# Does there exists a non-Hausdorff topological vector space with a proper convex open subset?

Wikipedia's page on the Hahn-Banach theorem mentions a technique that converts a non-Hausdorff topological vector space $$X$$ into a (Hausdorff) locally convex one: apply the weak topology (induced by $$X^*$$). However, the argument assumes that $$X$$ contains a proper, convex, open set.

The standard example of a non-Hausdorff topological vector space is $$\mathrm{Spec}{(\mathbb{R}[\vec{x}])}$$ with the Zariski topology. This does not contain a proper open convex subset.

What is an example of a non-Hausdorff topological vector space to which this technique applies?
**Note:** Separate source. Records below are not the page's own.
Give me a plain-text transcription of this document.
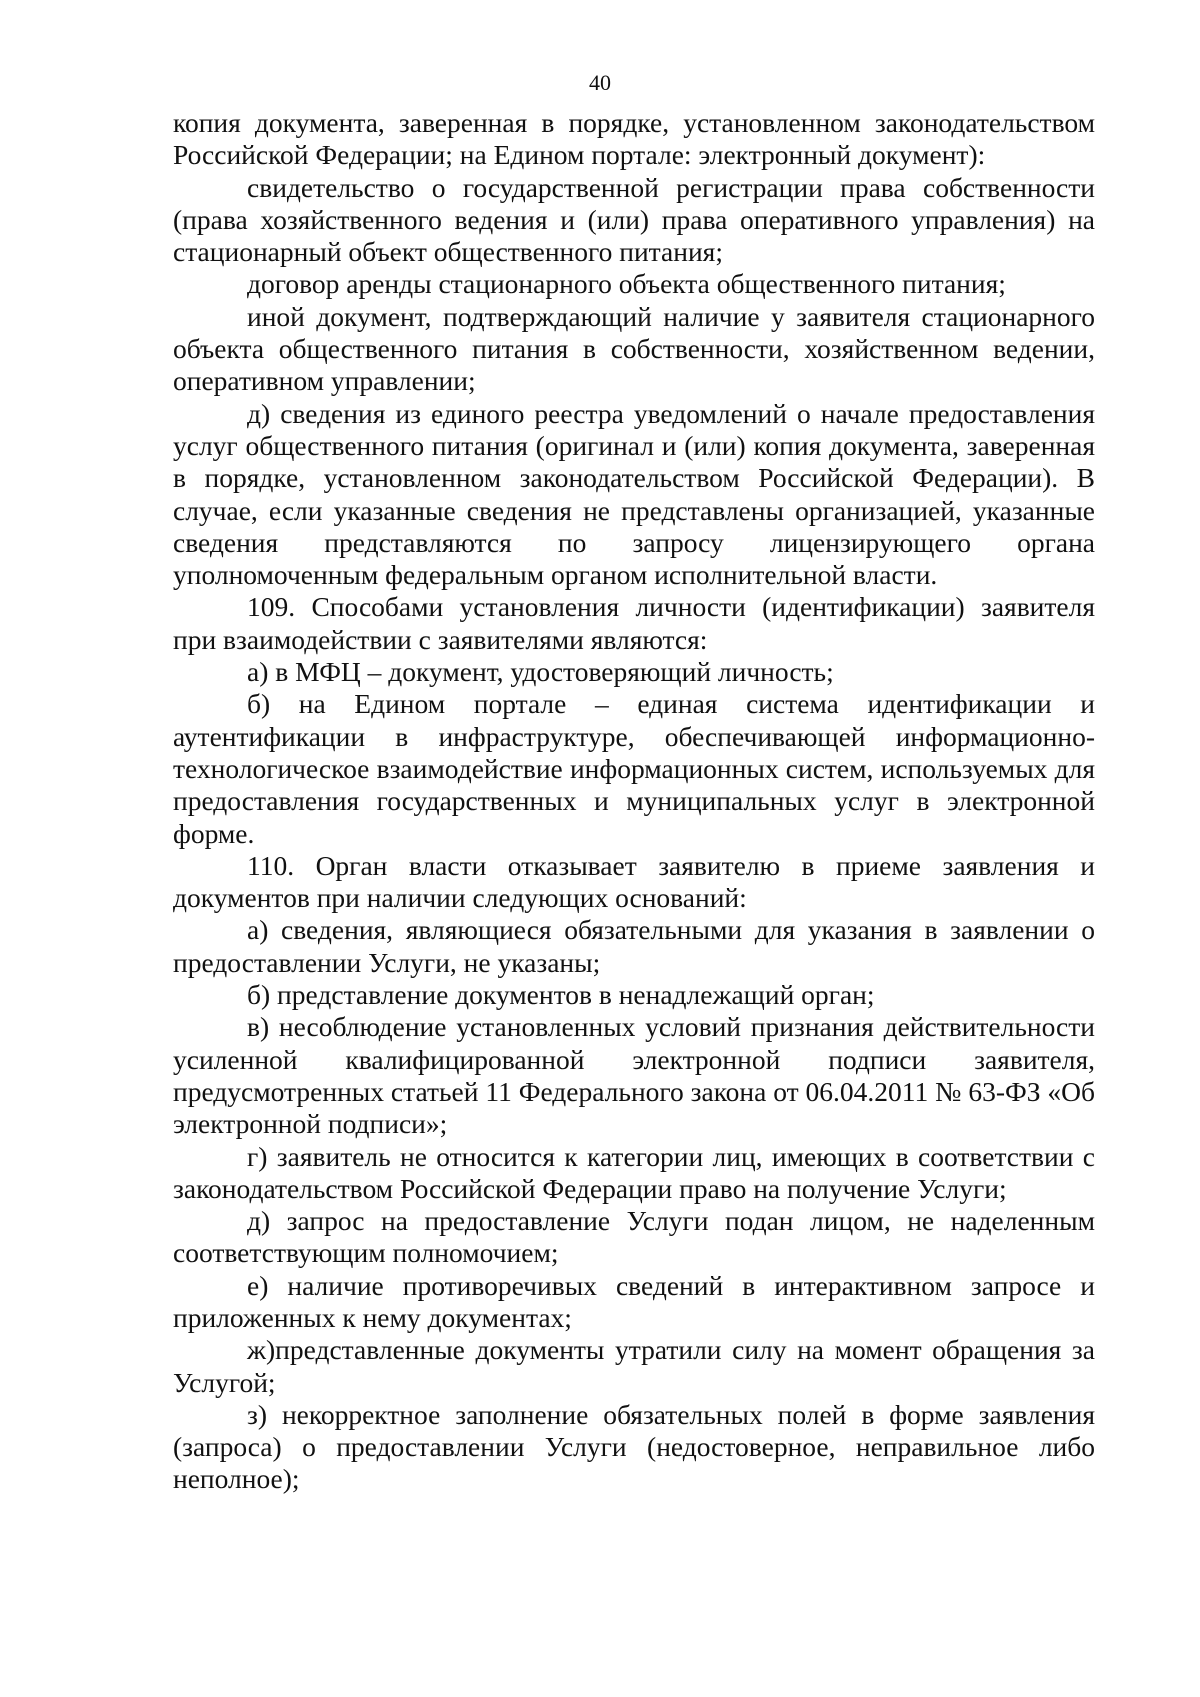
40

копия документа, заверенная в порядке, установленном законодательством Российской Федерации; на Едином портале: электронный документ):

свидетельство о государственной регистрации права собственности (права хозяйственного ведения и (или) права оперативного управления) на стационарный объект общественного питания;

договор аренды стационарного объекта общественного питания;

иной документ, подтверждающий наличие у заявителя стационарного объекта общественного питания в собственности, хозяйственном ведении, оперативном управлении;

д) сведения из единого реестра уведомлений о начале предоставления услуг общественного питания (оригинал и (или) копия документа, заверенная в порядке, установленном законодательством Российской Федерации). В случае, если указанные сведения не представлены организацией, указанные сведения представляются по запросу лицензирующего органа уполномоченным федеральным органом исполнительной власти.

109. Способами установления личности (идентификации) заявителя при взаимодействии с заявителями являются:

а) в МФЦ – документ, удостоверяющий личность;

б) на Едином портале – единая система идентификации и аутентификации в инфраструктуре, обеспечивающей информационно-технологическое взаимодействие информационных систем, используемых для предоставления государственных и муниципальных услуг в электронной форме.

110. Орган власти отказывает заявителю в приеме заявления и документов при наличии следующих оснований:

а) сведения, являющиеся обязательными для указания в заявлении о предоставлении Услуги, не указаны;

б) представление документов в ненадлежащий орган;

в) несоблюдение установленных условий признания действительности усиленной квалифицированной электронной подписи заявителя, предусмотренных статьей 11 Федерального закона от 06.04.2011 № 63-ФЗ «Об электронной подписи»;

г) заявитель не относится к категории лиц, имеющих в соответствии с законодательством Российской Федерации право на получение Услуги;

д) запрос на предоставление Услуги подан лицом, не наделенным соответствующим полномочием;

е) наличие противоречивых сведений в интерактивном запросе и приложенных к нему документах;

ж)представленные документы утратили силу на момент обращения за Услугой;

з) некорректное заполнение обязательных полей в форме заявления (запроса) о предоставлении Услуги (недостоверное, неправильное либо неполное);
• The Zariski topology does not make $\mathbb{R}^n$ a topological vector space. Addition is not continuous. – Eric Wofsey Oct 6 '20 at 3:57
• In fact, every non-Hausdorff topological vector space has the form of the example in your answer: it is a product of a Hausdorff topological vector space with an indiscrete vector space. – Eric Wofsey Oct 6 '20 at 4:00
• @EricWofsey: (#1) Oops. I should have known better --- this sort of thing is why we have schemes. My algebraic geometry is getting rusty, I guess. Thanks. – Jacob Manaker Oct 7 '20 at 5:33
• @EricWofsey: (#2) That sounds like it would make an interesting answer.... – Jacob Manaker Oct 7 '20 at 5:34

## 1 Answer

Yes, there is! Let $$\mathcal{T}$$ be the indiscrete topology on $$\mathbb{R}$$ and consider $$X=\mathbb{R}\times(\mathbb{R},\mathcal{T})$$. This is a topological vector space (exercise); and $$(-1,1)\times\mathbb{R}$$ is an example of a proper convex open subset.

In fact one can show more:

1. $$X$$ has a topology induced by the seminorm $$\|(x,y)\|=|x|$$.
2. $$X$$ is locally convex (even without the "weak topology trick").
3. $$X^*\cong\mathbb{R}^*\oplus0$$; all continuous functionals on $$X$$ are constant on the second direct factor.

I leave these claims, as well as the construction of an infinite-dimensional example, to the interested reader.

Finally, a general remark: the Zariski topology is much more pathological than one needs to obtain non-Hausdorffness. You should maybe consider re-reading Stein and Seebach.